Energy Levels

Boom bang a bang, doof thud schwaaah… quite the noisy morning, is this. Smiling going on everywhere, and only 7.49am showing on the counter. The doors open to a factory-sized room, beats flood out and light floods in, bouncing off a mass motion of colourful Lycra.

Jim turned back to me, his face triumphant; this was clearly his tribe. ‘Feel that energy!’

‘I thought we’d agreed not to use the word “energy”…?’ I said, mock sour.

‘Sorry. Ha! Yes! You and that! Howzabout “buzzy”? “Pulse-y”?’ Jim smiled and started throwing frenzied shapes.

The atmosphere was overwhelming in a way that was hard to fathom. The familiar rendered unfamiliar. A breakfast nightclub, a sober madness. Bits of songs I knew, remixed for added brightness and clarity. My hair was still damp from the shower.

‘So Ellie… is the one over there in the tutu and top hat?’ I asked.

‘Esta – her name’s Esthermoon but she shortens it to Esta – amazing ener- spirit…’

‘I really don’t want to seem all difficult about it…’

Jim and I marked a pause in the early morning frugging to pick our espressos up from the tiny coffee stand at the back of the hall. Shower. Coffee. Rave. A slight smile I can’t suppress is finding the very idea of being here amusing, much as I want to fight it.

‘I know – you uptight Guardian types!’ Jim is already high on the social buzz, the espresso is just a finishing move. His gaze smilingly passes on to two passing glittery 20-somethings who are glugging back fruited water before returning to the fray.

‘I am here,’ I point out, ‘raving with you. We two, together, raving. At 7.56am.’

I am shouting a little to be heard over the PA, but a glittering smile from just over there achieves the inner silence you sometimes know you need. The goal is to let go. Knock back the coffee and jump off the side of the self.

Fragments of Stevie Wonder borne aloft under euphoric new wings are pounding out of the speakers. However new it is, dance music always seems to trade on a shared nostalgia. Seemingly, some parallel version of the Nineties is happening again all around you. It’s not so much that time means you lose faith in fun, it’s just that the confusion of having history remixed means you’re not sure which you is supposed to be enjoying themselves. I begin to think I should probably definitely stop thinking so much and keep dancing.
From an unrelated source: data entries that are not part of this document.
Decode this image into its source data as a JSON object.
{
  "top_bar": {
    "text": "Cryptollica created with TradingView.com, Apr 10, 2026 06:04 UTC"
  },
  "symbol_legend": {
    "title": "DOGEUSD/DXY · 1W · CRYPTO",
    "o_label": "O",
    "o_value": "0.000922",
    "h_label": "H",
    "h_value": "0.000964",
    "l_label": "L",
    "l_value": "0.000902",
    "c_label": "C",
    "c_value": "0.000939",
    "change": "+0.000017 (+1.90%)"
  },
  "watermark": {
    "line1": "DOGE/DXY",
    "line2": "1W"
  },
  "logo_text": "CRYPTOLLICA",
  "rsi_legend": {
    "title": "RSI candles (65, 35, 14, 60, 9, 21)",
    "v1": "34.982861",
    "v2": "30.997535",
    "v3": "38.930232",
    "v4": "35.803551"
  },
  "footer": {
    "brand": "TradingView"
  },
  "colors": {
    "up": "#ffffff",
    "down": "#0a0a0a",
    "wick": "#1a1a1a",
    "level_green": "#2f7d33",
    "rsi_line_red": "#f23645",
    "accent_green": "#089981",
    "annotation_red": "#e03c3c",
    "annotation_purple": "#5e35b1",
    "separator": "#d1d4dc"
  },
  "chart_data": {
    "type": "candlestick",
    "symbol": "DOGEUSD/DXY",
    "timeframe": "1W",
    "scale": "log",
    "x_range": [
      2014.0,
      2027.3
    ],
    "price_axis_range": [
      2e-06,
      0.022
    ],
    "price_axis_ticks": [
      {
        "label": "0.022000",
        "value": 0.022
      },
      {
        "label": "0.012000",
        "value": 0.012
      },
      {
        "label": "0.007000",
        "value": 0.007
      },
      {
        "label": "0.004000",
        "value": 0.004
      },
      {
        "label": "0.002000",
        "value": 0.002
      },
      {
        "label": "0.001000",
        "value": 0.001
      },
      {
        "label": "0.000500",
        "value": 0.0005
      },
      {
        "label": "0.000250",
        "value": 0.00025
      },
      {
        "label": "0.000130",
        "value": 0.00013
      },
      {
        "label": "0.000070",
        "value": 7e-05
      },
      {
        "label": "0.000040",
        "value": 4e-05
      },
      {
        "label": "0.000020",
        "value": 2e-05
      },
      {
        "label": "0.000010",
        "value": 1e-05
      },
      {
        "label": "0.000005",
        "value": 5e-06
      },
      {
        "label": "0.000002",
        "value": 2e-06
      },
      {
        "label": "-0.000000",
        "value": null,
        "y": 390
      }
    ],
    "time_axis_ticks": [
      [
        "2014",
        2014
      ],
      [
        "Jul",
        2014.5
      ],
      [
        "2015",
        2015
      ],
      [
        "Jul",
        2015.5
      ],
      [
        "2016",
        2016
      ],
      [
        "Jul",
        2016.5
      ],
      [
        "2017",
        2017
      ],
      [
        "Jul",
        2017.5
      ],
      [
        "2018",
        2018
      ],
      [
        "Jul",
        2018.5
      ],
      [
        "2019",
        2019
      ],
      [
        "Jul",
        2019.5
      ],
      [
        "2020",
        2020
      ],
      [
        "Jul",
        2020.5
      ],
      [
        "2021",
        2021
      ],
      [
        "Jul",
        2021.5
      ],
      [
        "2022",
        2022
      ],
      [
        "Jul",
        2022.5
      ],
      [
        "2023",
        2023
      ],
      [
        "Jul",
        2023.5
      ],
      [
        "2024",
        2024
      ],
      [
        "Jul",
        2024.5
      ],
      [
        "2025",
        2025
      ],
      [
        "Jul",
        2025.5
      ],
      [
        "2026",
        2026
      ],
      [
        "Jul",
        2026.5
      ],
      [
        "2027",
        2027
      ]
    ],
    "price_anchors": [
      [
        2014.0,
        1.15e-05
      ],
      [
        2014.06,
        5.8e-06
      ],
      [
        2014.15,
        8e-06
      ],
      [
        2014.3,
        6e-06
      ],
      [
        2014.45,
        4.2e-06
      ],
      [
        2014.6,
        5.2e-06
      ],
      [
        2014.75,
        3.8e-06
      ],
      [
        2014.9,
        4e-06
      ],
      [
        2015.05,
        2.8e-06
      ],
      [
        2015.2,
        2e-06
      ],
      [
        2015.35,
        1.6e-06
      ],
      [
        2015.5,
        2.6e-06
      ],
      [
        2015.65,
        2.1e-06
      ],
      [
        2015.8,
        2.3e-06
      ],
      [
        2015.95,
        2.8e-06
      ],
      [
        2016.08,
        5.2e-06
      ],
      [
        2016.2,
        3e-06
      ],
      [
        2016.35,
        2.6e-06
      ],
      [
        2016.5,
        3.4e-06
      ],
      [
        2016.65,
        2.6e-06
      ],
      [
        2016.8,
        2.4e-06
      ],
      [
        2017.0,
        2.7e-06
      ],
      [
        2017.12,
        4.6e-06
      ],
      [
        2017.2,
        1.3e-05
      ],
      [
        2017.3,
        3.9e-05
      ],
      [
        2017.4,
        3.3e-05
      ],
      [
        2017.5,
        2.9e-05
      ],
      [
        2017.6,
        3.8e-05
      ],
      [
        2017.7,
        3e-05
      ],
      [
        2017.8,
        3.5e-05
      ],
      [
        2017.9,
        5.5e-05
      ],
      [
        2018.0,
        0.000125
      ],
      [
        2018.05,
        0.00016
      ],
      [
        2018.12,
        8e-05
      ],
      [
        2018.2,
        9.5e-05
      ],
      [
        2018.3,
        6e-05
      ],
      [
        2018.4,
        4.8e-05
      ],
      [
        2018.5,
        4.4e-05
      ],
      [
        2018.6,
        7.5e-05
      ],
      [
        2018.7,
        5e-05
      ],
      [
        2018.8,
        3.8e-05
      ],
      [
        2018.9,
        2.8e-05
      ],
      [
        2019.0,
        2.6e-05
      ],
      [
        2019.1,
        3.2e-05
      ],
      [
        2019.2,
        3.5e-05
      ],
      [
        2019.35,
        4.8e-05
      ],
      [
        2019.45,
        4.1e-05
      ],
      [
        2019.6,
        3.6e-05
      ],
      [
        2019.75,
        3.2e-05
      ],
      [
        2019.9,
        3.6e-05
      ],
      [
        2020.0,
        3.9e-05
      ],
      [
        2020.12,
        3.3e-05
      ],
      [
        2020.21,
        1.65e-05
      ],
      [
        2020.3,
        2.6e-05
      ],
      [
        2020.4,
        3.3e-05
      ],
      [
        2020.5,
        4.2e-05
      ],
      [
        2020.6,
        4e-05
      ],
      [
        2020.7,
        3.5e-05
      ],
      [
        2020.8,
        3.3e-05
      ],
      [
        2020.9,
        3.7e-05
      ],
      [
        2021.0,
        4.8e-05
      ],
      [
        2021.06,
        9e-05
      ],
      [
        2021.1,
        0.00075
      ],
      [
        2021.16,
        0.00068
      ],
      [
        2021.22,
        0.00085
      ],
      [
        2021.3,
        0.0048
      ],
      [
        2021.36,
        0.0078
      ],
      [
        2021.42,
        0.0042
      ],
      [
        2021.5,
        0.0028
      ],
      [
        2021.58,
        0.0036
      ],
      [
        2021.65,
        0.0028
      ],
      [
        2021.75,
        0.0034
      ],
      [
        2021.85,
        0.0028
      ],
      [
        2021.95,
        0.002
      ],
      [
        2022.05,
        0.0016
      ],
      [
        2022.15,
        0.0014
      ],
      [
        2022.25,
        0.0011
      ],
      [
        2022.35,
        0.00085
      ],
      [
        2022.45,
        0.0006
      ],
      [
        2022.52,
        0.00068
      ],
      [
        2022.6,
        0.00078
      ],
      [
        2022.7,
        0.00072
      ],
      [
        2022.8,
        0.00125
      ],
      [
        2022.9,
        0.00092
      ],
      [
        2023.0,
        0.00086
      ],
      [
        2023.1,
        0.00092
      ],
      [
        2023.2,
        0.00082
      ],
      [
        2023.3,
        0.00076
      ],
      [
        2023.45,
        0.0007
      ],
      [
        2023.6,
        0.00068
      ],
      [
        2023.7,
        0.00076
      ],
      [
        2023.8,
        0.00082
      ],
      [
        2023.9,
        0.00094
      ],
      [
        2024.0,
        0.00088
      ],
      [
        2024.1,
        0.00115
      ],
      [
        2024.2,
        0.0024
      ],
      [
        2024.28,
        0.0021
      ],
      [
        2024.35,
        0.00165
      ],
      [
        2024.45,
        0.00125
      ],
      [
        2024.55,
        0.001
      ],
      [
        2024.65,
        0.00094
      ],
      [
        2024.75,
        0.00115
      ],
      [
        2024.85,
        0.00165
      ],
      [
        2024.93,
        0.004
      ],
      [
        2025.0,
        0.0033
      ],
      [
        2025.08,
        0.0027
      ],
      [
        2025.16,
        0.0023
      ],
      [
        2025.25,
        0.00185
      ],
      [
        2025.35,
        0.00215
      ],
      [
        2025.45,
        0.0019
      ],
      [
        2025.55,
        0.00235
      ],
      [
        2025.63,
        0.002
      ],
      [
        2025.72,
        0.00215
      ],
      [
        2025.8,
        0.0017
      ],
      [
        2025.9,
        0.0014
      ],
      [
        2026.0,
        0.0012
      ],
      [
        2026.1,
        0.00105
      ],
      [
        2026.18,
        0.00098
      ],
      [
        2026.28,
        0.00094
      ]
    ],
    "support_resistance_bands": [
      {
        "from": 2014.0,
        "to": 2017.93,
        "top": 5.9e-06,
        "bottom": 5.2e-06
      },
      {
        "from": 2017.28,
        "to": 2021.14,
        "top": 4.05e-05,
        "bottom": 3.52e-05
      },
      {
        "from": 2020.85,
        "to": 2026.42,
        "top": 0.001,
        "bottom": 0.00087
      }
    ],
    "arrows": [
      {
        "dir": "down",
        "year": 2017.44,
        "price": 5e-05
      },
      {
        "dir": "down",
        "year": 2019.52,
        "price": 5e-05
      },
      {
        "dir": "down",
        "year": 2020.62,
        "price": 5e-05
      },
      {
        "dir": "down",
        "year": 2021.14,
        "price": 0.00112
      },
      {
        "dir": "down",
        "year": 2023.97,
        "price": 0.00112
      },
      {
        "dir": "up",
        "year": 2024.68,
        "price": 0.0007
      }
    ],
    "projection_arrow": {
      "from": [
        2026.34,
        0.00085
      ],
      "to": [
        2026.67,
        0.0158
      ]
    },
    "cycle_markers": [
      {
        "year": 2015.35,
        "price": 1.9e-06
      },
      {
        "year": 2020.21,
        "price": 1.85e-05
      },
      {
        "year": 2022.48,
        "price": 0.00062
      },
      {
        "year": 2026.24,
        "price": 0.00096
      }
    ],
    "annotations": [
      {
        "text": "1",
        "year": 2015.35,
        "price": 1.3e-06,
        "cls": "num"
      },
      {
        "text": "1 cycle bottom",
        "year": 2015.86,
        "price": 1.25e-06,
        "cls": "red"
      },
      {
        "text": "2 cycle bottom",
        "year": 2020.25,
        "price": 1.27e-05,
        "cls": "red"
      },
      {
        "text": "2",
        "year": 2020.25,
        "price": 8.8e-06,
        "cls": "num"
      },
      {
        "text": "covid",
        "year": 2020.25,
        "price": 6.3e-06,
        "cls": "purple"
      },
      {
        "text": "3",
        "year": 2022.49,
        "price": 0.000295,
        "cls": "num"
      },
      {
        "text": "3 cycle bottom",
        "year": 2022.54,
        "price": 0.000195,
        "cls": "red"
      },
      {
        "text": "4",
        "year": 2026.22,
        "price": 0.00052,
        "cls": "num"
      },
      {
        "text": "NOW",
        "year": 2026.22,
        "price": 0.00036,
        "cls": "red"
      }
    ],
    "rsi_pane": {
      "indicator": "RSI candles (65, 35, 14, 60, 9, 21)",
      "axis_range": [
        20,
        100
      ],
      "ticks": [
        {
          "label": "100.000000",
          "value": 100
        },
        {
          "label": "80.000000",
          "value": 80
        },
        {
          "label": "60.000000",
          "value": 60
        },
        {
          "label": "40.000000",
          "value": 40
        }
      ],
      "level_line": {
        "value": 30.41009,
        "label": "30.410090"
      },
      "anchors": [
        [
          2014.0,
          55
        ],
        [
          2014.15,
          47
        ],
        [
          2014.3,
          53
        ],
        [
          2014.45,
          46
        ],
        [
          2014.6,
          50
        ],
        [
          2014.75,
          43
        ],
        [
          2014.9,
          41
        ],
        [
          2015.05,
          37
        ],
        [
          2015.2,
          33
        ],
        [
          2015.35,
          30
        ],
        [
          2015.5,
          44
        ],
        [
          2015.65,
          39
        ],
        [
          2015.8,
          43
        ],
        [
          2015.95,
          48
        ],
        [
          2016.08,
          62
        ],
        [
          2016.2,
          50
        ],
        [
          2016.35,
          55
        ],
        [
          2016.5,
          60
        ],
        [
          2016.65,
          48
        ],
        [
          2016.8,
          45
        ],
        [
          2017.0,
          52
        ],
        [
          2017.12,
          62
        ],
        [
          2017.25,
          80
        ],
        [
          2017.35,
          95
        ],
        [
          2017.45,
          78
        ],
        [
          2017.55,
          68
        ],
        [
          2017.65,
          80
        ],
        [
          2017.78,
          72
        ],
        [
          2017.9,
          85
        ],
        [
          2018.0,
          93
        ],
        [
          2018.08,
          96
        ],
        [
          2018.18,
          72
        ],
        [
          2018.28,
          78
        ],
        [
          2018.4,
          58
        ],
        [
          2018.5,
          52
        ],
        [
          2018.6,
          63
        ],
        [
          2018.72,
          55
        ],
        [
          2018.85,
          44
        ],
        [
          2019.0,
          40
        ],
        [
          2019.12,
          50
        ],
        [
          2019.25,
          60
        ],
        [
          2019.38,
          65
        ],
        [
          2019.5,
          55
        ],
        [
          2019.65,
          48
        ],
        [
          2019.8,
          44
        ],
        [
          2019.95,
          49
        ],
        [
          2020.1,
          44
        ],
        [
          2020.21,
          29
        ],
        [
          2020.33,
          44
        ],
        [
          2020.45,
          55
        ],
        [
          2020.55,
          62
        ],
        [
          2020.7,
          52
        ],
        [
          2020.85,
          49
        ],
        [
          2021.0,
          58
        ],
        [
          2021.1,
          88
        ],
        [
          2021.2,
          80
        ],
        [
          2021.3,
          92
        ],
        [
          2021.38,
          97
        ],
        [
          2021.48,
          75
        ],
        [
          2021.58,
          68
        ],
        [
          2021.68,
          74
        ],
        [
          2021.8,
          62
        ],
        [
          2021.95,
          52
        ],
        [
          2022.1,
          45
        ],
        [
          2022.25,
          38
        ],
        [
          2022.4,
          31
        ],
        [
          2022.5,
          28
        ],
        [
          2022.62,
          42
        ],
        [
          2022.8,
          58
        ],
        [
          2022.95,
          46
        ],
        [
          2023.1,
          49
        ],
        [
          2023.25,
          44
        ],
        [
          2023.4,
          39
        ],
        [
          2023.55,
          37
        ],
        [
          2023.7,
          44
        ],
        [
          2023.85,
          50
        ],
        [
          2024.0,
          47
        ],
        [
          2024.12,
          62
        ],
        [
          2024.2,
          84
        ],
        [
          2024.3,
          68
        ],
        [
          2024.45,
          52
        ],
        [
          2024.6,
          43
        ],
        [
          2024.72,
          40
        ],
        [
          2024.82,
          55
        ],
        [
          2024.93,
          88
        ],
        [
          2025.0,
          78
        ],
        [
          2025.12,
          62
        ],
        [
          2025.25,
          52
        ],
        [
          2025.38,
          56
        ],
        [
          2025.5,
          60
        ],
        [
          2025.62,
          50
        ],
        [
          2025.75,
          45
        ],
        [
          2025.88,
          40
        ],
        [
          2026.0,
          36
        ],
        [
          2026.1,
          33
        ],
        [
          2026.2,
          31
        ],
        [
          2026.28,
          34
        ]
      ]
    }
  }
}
That shell that you keep painting new things on, the mask that tapes so comfortably into place, that finds value in everything but money – these little defences are gone the moment you start moving. If you can just tamp down your brain from throwing together inner monologues about the inherent dishonesty of appeals to shamanic tradition. Because if you let yourself taste the edges of this, they’re good. Sugary, bouncy castle; whizzy, good.

Another unfolding London surprise, another little break found in the fence. If sticking around has been about anything, it’s been the attempt to somehow renew yourself in the mirrors held up by 8.5 million neighbours. Cheaper than psychotherapy and a good deal less complicated; just try to catch a glimpse of who you are in what you do.

And yet here you are, choking on your own wisdom and the gritty coffee. The sheer joy of these people. Waves of exultation sweep across the room as the stab chords of an early Noughties dance hit you vaguely recognise start to work their magic. ‘Tonight’s the Night’? ‘At Nite’? ‘Feel My Nite’? Ironically it’s only 8.11am, but look at Jim – he’s having the time of his life, a blur of diagonals in front of a girl who might have been Miss Romania. Sure beats project managing a canal-side factory in Hull.

A girl in bright red ballet clothes is excelling at hoop gymnastics to generalised whooping from the 800-plus dancers. You find yourself mesmerised – even by the standards of a city hellbent on showing off, this is leading-edge stuff.

All these years, the morning has largely remained the preserve of carbohydrates, caffeine and the raw stimulation of information. News and fumbling, every day a chaotic curtain-raiser at best.

But sans booze and plus music, you find your body and mind are going on something of a ‘getting to re-know you’ session. How old would 20-year-old you have expected to be before reading about ‘mindful disco’? So, stillness in the grey matter, and lissom limbs hoping to gain compliments for vivacity. It shouldn’t be possible and they won’t believe you in the office, but then you work from home.